Photo: Edmund Tse/Flickr
Chinese homebuyers may not be redirecting their house hunting efforts to Seattle, after a foreign buyer tax was implemented in Metro Vancouver late last year.
Despite many predictions of a surge in Chinese homebuyers focusing their interest to Seattle’s housing market, Senior Economist of the real estate listing site Zillow.com Dr. Svenja Gudell, says that hasn’t been the case.
“It’s been pretty steady in terms of viewership since the tax,” Gudell tells BuzzBuzzNews. “We concluded there wasn’t a meaningful impact by the tax at least to drive Chinese traffic. And having said that we’re very keenly aware that there’s a lot of Chinese interest in the Seattle market,” she adds.
In August 2016, the BC government enacted a 15 per cent foreign homebuyer tax in Metro Vancouver in an attempt to cool one of the nation’s hottest housing markets.
After the tax was introduced, the provincial government observed a drop in foreign buyers in Metro Vancouver, as they only made up three per cent of residential real estate sales in October 2016 compared to just over 13 per cent of sales from June to August 2016.
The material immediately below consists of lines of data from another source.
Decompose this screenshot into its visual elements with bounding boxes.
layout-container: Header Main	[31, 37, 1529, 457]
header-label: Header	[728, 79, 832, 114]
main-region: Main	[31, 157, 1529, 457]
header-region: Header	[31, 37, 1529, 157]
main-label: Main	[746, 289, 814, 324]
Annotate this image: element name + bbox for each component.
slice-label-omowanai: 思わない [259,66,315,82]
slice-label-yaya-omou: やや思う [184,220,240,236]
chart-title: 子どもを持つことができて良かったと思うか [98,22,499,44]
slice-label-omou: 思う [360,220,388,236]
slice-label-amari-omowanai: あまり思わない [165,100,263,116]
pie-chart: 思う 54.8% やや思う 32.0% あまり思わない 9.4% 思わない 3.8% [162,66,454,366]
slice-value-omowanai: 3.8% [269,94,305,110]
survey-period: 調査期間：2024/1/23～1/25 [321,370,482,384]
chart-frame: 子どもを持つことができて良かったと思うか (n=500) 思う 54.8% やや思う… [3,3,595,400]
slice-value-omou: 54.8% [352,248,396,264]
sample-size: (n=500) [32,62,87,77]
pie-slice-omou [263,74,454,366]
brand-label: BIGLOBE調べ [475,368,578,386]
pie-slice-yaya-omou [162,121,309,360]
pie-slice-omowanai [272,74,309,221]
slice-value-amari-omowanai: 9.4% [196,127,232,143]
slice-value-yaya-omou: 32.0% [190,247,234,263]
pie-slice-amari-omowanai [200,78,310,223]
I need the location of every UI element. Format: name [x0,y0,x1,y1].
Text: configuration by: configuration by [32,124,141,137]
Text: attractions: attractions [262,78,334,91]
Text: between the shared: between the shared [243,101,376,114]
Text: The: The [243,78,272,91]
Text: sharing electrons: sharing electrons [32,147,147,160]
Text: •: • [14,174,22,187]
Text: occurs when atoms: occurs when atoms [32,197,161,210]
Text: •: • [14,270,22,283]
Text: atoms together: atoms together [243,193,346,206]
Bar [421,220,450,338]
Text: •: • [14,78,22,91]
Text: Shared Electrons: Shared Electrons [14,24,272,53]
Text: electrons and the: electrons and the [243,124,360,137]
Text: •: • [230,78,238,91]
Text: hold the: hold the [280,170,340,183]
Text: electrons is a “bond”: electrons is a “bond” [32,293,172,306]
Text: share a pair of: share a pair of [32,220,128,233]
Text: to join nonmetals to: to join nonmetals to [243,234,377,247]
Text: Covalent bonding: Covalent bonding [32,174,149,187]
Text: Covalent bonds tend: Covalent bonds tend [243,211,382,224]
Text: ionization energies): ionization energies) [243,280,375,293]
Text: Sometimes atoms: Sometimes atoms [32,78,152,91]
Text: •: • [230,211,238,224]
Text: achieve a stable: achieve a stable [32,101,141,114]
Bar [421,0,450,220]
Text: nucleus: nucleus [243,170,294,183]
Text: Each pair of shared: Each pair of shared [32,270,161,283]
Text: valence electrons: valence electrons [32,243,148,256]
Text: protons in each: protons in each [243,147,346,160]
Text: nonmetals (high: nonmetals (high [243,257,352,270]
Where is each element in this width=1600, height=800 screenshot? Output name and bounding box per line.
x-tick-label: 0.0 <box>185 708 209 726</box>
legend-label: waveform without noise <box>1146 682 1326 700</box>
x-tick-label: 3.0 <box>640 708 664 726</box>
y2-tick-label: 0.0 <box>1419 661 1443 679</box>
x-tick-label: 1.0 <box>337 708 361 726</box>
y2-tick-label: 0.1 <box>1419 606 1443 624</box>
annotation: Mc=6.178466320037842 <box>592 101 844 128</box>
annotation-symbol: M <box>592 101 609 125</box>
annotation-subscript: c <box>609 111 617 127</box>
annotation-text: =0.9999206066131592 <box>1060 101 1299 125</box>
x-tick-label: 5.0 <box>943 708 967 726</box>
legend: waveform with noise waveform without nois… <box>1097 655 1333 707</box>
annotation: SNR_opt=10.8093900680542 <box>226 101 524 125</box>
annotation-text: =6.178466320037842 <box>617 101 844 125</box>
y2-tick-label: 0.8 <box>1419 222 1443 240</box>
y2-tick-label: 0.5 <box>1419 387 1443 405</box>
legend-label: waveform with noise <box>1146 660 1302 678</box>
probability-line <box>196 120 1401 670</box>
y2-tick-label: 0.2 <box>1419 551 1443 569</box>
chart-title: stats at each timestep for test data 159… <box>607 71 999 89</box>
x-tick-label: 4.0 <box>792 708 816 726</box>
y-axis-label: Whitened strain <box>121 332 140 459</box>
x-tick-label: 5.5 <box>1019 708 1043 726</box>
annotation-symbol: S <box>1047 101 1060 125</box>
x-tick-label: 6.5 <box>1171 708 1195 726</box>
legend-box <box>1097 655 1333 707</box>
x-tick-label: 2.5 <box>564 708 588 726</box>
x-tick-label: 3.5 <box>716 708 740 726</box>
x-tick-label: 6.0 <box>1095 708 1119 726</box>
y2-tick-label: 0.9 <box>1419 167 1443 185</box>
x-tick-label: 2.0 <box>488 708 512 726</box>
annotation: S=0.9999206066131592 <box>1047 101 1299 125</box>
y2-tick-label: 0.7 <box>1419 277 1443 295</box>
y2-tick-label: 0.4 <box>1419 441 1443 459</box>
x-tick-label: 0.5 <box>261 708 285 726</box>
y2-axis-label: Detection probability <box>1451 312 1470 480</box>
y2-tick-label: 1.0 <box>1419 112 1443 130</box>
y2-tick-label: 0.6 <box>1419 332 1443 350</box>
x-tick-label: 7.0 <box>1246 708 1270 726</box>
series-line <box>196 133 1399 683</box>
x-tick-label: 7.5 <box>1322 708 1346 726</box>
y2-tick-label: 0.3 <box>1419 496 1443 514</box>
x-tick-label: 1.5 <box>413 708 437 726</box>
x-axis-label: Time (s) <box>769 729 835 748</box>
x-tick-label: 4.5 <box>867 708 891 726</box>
Many West Coast markets in the US, including Seattle, have been hot spots for Chinese homebuyers, according to Zillow who published data last week on Chinese buyer activity in Seattle.
But according to the company’s analysis of its data, foreign buyers’ interest in Seattle’s housing market didn’t spike at all after the introduction of the tax.
Researchers first analyzed visits to homes nationwide listed for sale on Zillow.com from both China and Brazil throughout 2016.
Knowing that many Chinese buyers do invest in Seattle, Zillow chose Brazil as a control group, as the groups of home shoppers are similar in size within their respective countries. Many Brazilians focus their home search in Florida which also made it a good choice, according to Zillow.
From its data, Zillow found there was no increase in the number of Chinese shoppers in the US market in the weeks after the foreign buyer tax was implemented. Instead, the trend remained steady for both Chinese and Brazilian shoppers visiting for-sale homes across the globe.
It’s not clear what kind of housing Chinese buyers are targeting in Seattle but upon doing research with real estate agents, Gudell says Chinese buyers don’t usually settle for conventional homes in most markets.
“They tend to be interested in new construction and more often at the higher-end of the price range,” she says.
Zillow also analyzed the number of site visits to homes listed for sale from shoppers in China and Canada in the state of Washington.
In the months after the Vancouver tax took effect, the number of Chinese visitors to Washington State home listings actually grew slower than the number of Canadian visitors, adding to Zillow’s argument that the Vancouver tax had no effect on Chinese traffic to Seattle.
At the beginning of this year, the Chinese government began cracking down on currency exchange, enforcing a yearly conversion limit of $50,000 USD and adding stricter rules where proof is needed for what the funds will be used for.
In its report, Zillow notes they haven’t seen any evidence of these new regulations impacting Chinese home shopping behaviours in Seattle but Gudell says it’s more likely to have an effect than the influence of Vancouver’s foreign buyer tax.
“There could potentially be a future impact there and I do think that the potential impact there is larger than a potential impact from the Vancouver tax but we haven’t seen any meaningful shifts quite yet,” says Gudell.